La Stampa, 20-04-2001
Il vero senso della Rivoluzione Liberale
Norberto Bobbio
La Rivoluzione liberale è una analisi amara della crisi in cui versano i partiti tradizionali in Italia: dai liberali storici, che non hanno adattato la vecchia dottrina ai tempi nuovi ed alle mutate condizioni della lotta di classe, ai popolari che non hanno mai avuto una dottrina originale; dai socialisti per la loro impotenza rivoluzionaria ai comunisti che oscillavano tra ideologia libertaria e pratica burocratica; dai nazionalisti per la loro vuotaggine e incoerenza dottrinale, ai repubblicani devoti ad un Mazzini ormai inattuale ed intraducibile in linguaggio moderno. Al di sopra delle formule e dei programmi dei partiti, ormai svuotati dal fascismo trionfante, egli ribadiva il proprio concetto della rivoluzione liberale.
Che cosa intendeva con questa espressione? Voleva dire che l’Italia avrebbe dovuto passare attraverso un rivolgimento innovatore per liberarsi definitivamente dalla impotenza dei partiti tradizionali che l’aveva condotta alla reazione fascista; ma, nello stesso tempo, questo rivolgimento doveva ispirarsi agli ideali perenni della dottrina liberale. Quando Gobetti parlava di liberalismo intendeva riferirsi non ad una determinata teoria dello Stato, a quella teoria dei limiti del potere statale che era stata elaborata dai costituzionalisti inglesi e francesi, ma ad una concezione globale della vita e della storia, a quella concezione secondo cui la storia è il teatro delle lotte tra gli uomini, e solo nell’antagonismo degli interessi, nell’antitesi delle forze politiche, nel dibattito delle idee, risiede la molla della civiltà e del progresso: in questo senso una rivoluzione non può non essere liberale, proprio perché è nella natura di ogni rivoluzione, a qualunque ideologia si ispiri, il fare scoppiare conflitti latenti, esasperare gli antagonismi, liberare forze nuove capaci di rinnovare la lotta politica. Per Gobetti anche la rivoluzione russa, come è noto, era una rivoluzione liberale. Ogni rivoluzione è liberale in quanto liberatrice. Una rivoluzione non liberale non è rivoluzione, ma reazione, controriforma, controrivoluzione.

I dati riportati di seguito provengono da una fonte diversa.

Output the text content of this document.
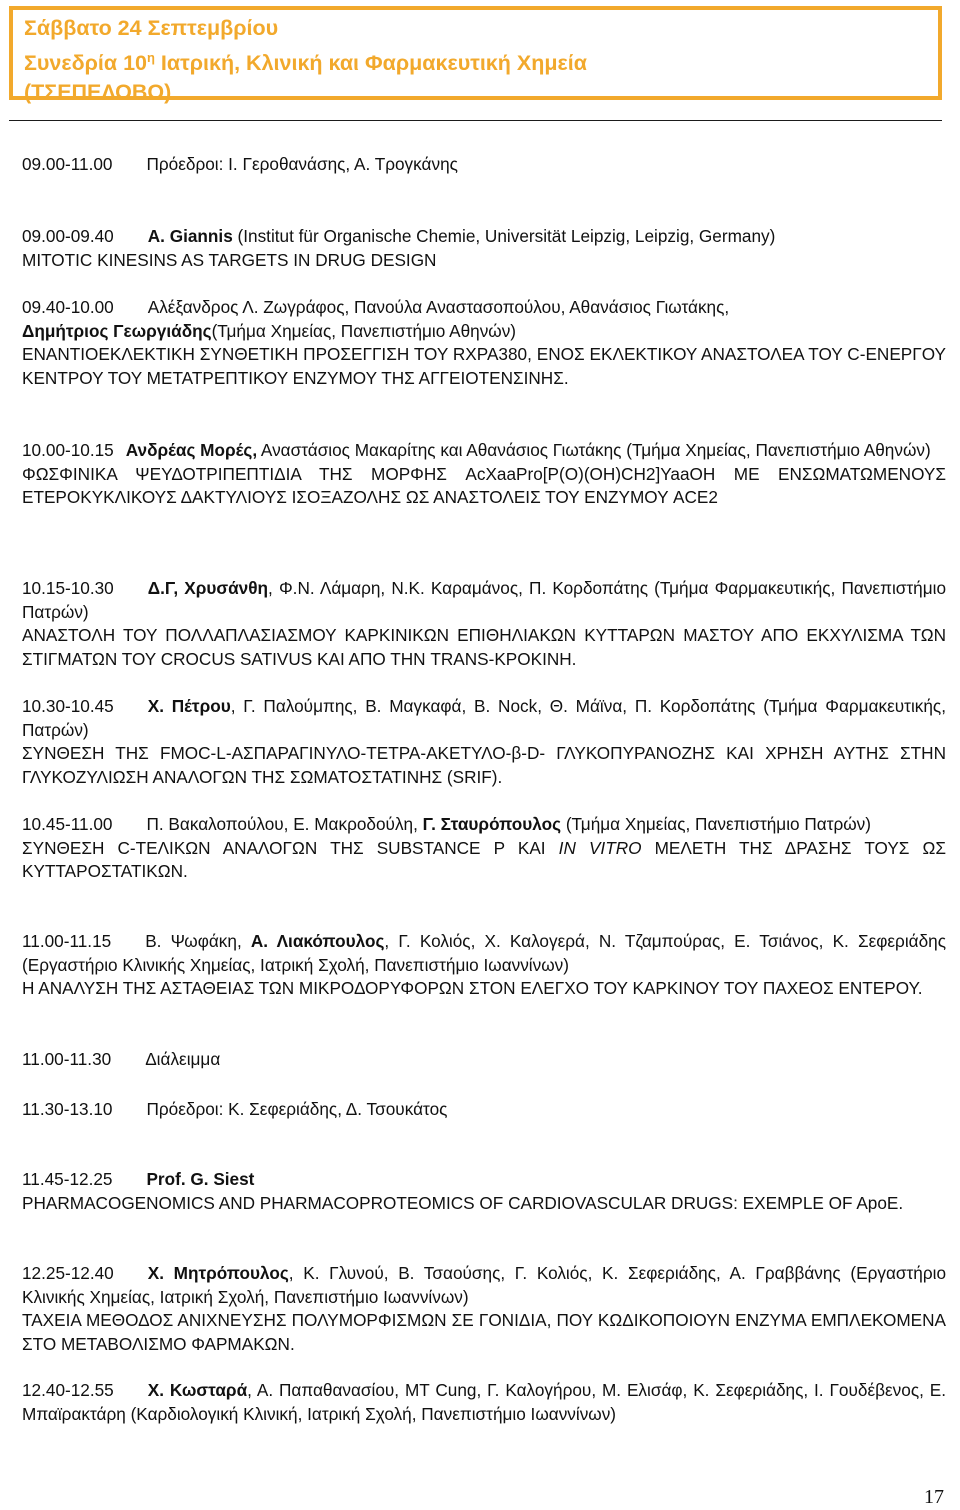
Σάββατο 24 Σεπτεμβρίου
Συνεδρία $10^\eta$ Ιατρική, Κλινική και Φαρμακευτική Χημεία
(ΤΣΕΠΕΛΟΒΟ)
09.00-11.00 Πρόεδροι: Ι. Γεροθανάσης, Α. Τρογκάνης
09.00-09.40 A. Giannis (Institut für Organische Chemie, Universität Leipzig, Leipzig, Germany)
MITOTIC KINESINS AS TARGETS IN DRUG DESIGN
09.40-10.00 Αλέξανδρος Λ. Ζωγράφος, Πανούλα Αναστασοπούλου, Αθανάσιος Γιωτάκης,
Δημήτριος Γεωργιάδης(Τμήμα Χημείας, Πανεπιστήμιο Αθηνών)
ΕΝΑΝΤΙΟΕΚΛΕΚΤΙΚΗ ΣΥΝΘΕΤΙΚΗ ΠΡΟΣΕΓΓΙΣΗ ΤΟΥ RXPA380, ΕΝΟΣ ΕΚΛΕΚΤΙΚΟΥ ΑΝΑΣΤΟΛΕΑ ΤΟΥ C-ΕΝΕΡΓΟΥ ΚΕΝΤΡΟΥ ΤΟΥ ΜΕΤΑΤΡΕΠΤΙΚΟΥ ΕΝΖΥΜΟΥ ΤΗΣ ΑΓΓΕΙΟΤΕΝΣΙΝΗΣ.
10.00-10.15 Ανδρέας Μορές, Αναστάσιος Μακαρίτης και Αθανάσιος Γιωτάκης (Τμήμα Χημείας, Πανεπιστήμιο Αθηνών)
ΦΩΣΦΙΝΙΚΑ ΨΕΥΔΟΤΡΙΠΕΠΤΙΔΙΑ ΤΗΣ ΜΟΡΦΗΣ AcXaaPro[P(O)(OH)CH2]YaaOH ΜΕ ΕΝΣΩΜΑΤΩΜΕΝΟΥΣ ΕΤΕΡΟΚΥΚΛΙΚΟΥΣ ΔΑΚΤΥΛΙΟΥΣ ΙΣΟΞΑΖΟΛΗΣ ΩΣ ΑΝΑΣΤΟΛΕΙΣ ΤΟΥ ΕΝΖΥΜΟΥ ACE2
10.15-10.30 Δ.Γ, Χρυσάνθη, Φ.Ν. Λάμαρη, Ν.Κ. Καραμάνος, Π. Κορδοπάτης (Τμήμα Φαρμακευτικής, Πανεπιστήμιο Πατρών)
ΑΝΑΣΤΟΛΗ ΤΟΥ ΠΟΛΛΑΠΛΑΣΙΑΣΜΟΥ ΚΑΡΚΙΝΙΚΩΝ ΕΠΙΘΗΛΙΑΚΩΝ ΚΥΤΤΑΡΩΝ ΜΑΣΤΟΥ ΑΠΟ ΕΚΧΥΛΙΣΜΑ ΤΩΝ ΣΤΙΓΜΑΤΩΝ ΤΟΥ CROCUS SATIVUS ΚΑΙ ΑΠΟ ΤΗΝ TRANS-ΚΡΟΚΙΝΗ.
10.30-10.45 Χ. Πέτρου, Γ. Παλούμπης, Β. Μαγκαφά, Β. Nock, Θ. Μάϊνα, Π. Κορδοπάτης (Τμήμα Φαρμακευτικής, Πατρών)
ΣΥΝΘΕΣΗ ΤΗΣ FMOC-L-ΑΣΠΑΡΑΓΙΝΥΛΟ-ΤΕΤΡΑ-ΑΚΕΤΥΛΟ-β-D- ΓΛΥΚΟΠΥΡΑΝΟΖΗΣ ΚΑΙ ΧΡΗΣΗ ΑΥΤΗΣ ΣΤΗΝ ΓΛΥΚΟΖΥΛΙΩΣΗ ΑΝΑΛΟΓΩΝ ΤΗΣ ΣΩΜΑΤΟΣΤΑΤΙΝΗΣ (SRIF).
10.45-11.00 Π. Βακαλοπούλου, Ε. Μακροδούλη, Γ. Σταυρόπουλος (Τμήμα Χημείας, Πανεπιστήμιο Πατρών)
ΣΥΝΘΕΣΗ C-ΤΕΛΙΚΩΝ ΑΝΑΛΟΓΩΝ ΤΗΣ SUBSTANCE P ΚΑΙ IN VITRO ΜΕΛΕΤΗ ΤΗΣ ΔΡΑΣΗΣ ΤΟΥΣ ΩΣ ΚΥΤΤΑΡΟΣΤΑΤΙΚΩΝ.
11.00-11.15 Β. Ψωφάκη, Α. Λιακόπουλος, Γ. Κολιός, Χ. Καλογερά, Ν. Τζαμπούρας, Ε. Τσιάνος, Κ. Σεφεριάδης (Εργαστήριο Κλινικής Χημείας, Ιατρική Σχολή, Πανεπιστήμιο Ιωαννίνων)
Η ΑΝΑΛΥΣΗ ΤΗΣ ΑΣΤΑΘΕΙΑΣ ΤΩΝ ΜΙΚΡΟΔΟΡΥΦΟΡΩΝ ΣΤΟΝ ΕΛΕΓΧΟ ΤΟΥ ΚΑΡΚΙΝΟΥ ΤΟΥ ΠΑΧΕΟΣ ΕΝΤΕΡΟΥ.
11.00-11.30 Διάλειμμα
11.30-13.10 Πρόεδροι: Κ. Σεφεριάδης, Δ. Τσουκάτος
11.45-12.25 Prof. G. Siest
PHARMACOGENOMICS AND PHARMACOPROTEOMICS OF CARDIOVASCULAR DRUGS: EXEMPLE OF ApoE.
12.25-12.40 Χ. Μητρόπουλος, Κ. Γλυνού, Β. Τσαούσης, Γ. Κολιός, Κ. Σεφεριάδης, Α. Γραββάνης (Εργαστήριο Κλινικής Χημείας, Ιατρική Σχολή, Πανεπιστήμιο Ιωαννίνων)
ΤΑΧΕΙΑ ΜΕΘΟΔΟΣ ΑΝΙΧΝΕΥΣΗΣ ΠΟΛΥΜΟΡΦΙΣΜΩΝ ΣΕ ΓΟΝΙΔΙΑ, ΠΟΥ ΚΩΔΙΚΟΠΟΙΟΥΝ ΕΝΖΥΜΑ ΕΜΠΛΕΚΟΜΕΝΑ ΣΤΟ ΜΕΤΑΒΟΛΙΣΜΟ ΦΑΡΜΑΚΩΝ.
12.40-12.55 Χ. Κωσταρά, Α. Παπαθανασίου, MT Cung, Γ. Καλογήρου, Μ. Ελισάφ, Κ. Σεφεριάδης, Ι. Γουδέβενος, Ε. Μπαϊρακτάρη (Καρδιολογική Κλινική, Ιατρική Σχολή, Πανεπιστήμιο Ιωαννίνων)
17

Da questa concezione generale della storia Gobetti traeva il suo ideale morale che era, ancora una volta, un ideale di libertà. Il liberalismo era per lui, come per Croce, oltre che una concezione della storia, un ideale morale. Tra i due valori supremi cui tende la società politica ben ordinata, la libertà e l’uguaglianza, Gobetti dava la preferenza al primo: in ciò era schiettamente liberale nel senso classico (e vorrei dire perenne) del liberalismo. Criticando la dottrina mazziniana, e con questa ogni forma di democratismo astratto che pregia sopra ogni cosa l’eguaglianza, diceva che «il problema del movimento operaio è problema di libertà e non di eguaglianza sociale».
Questa concezione generale della storia e questo ideale morale avrebbero dovuto prender forma concreta in istituzioni economiche e politiche ispirate ai principi della responsabilità individuale, della spinta dal basso, della spontaneità creatrice: in economia Gobetti non rinunciò mai agli insegnamenti del liberismo, inteso come dottrina della libera iniziativa economica, che aveva appreso dal suo maestro Einaudi; e in politica riteneva che la forma più alta di reggimento fosse l’autogoverno, di cui vedeva una manifestazione nuova per i tempi nuovi nei consigli di fabbrica.
Se poi volessimo dare un nome a questo afflato di liberalismo perenne che animò le sue opere e la sua vita militante, non potremmo trovare espressione più felice, forse, che le due parole «passione libertaria» che gli erano care e aveva adoperato per indicare il carattere di uno dei personaggi più vivi della sua galleria di antenati, Vittorio Alfieri.
Animato da questa «passione libertaria», Gobetti impersonò in quegli anni lo spirito di resistenza al fascismo, e ne è diventato un simbolo. E poiché il liberalismo di cui si professava seguace era, come si è detto, il riconoscimento del valore della libertà come lievito nella storia umana, il suo insegnamento non è destinato a tramontare. L’esame di coscienza che Gobetti compì in quegli anni rivela la crisi di un’epoca. Da questo esame di coscienza egli traeva la speranza di una nuova età illuministica, fondata sulla vittoria della ragione contro l’istinto, della civiltà contro le barbarie, della serietà contro la retorica.
Che poi questa età della ragione sia venuta, non avremmo davvero il coraggio di affermare. Ma proprio per questo non possiamo dimenticare il messaggio gobettiano, dal quale abbiamo appreso quale sia il valore dell’eresia nella storia.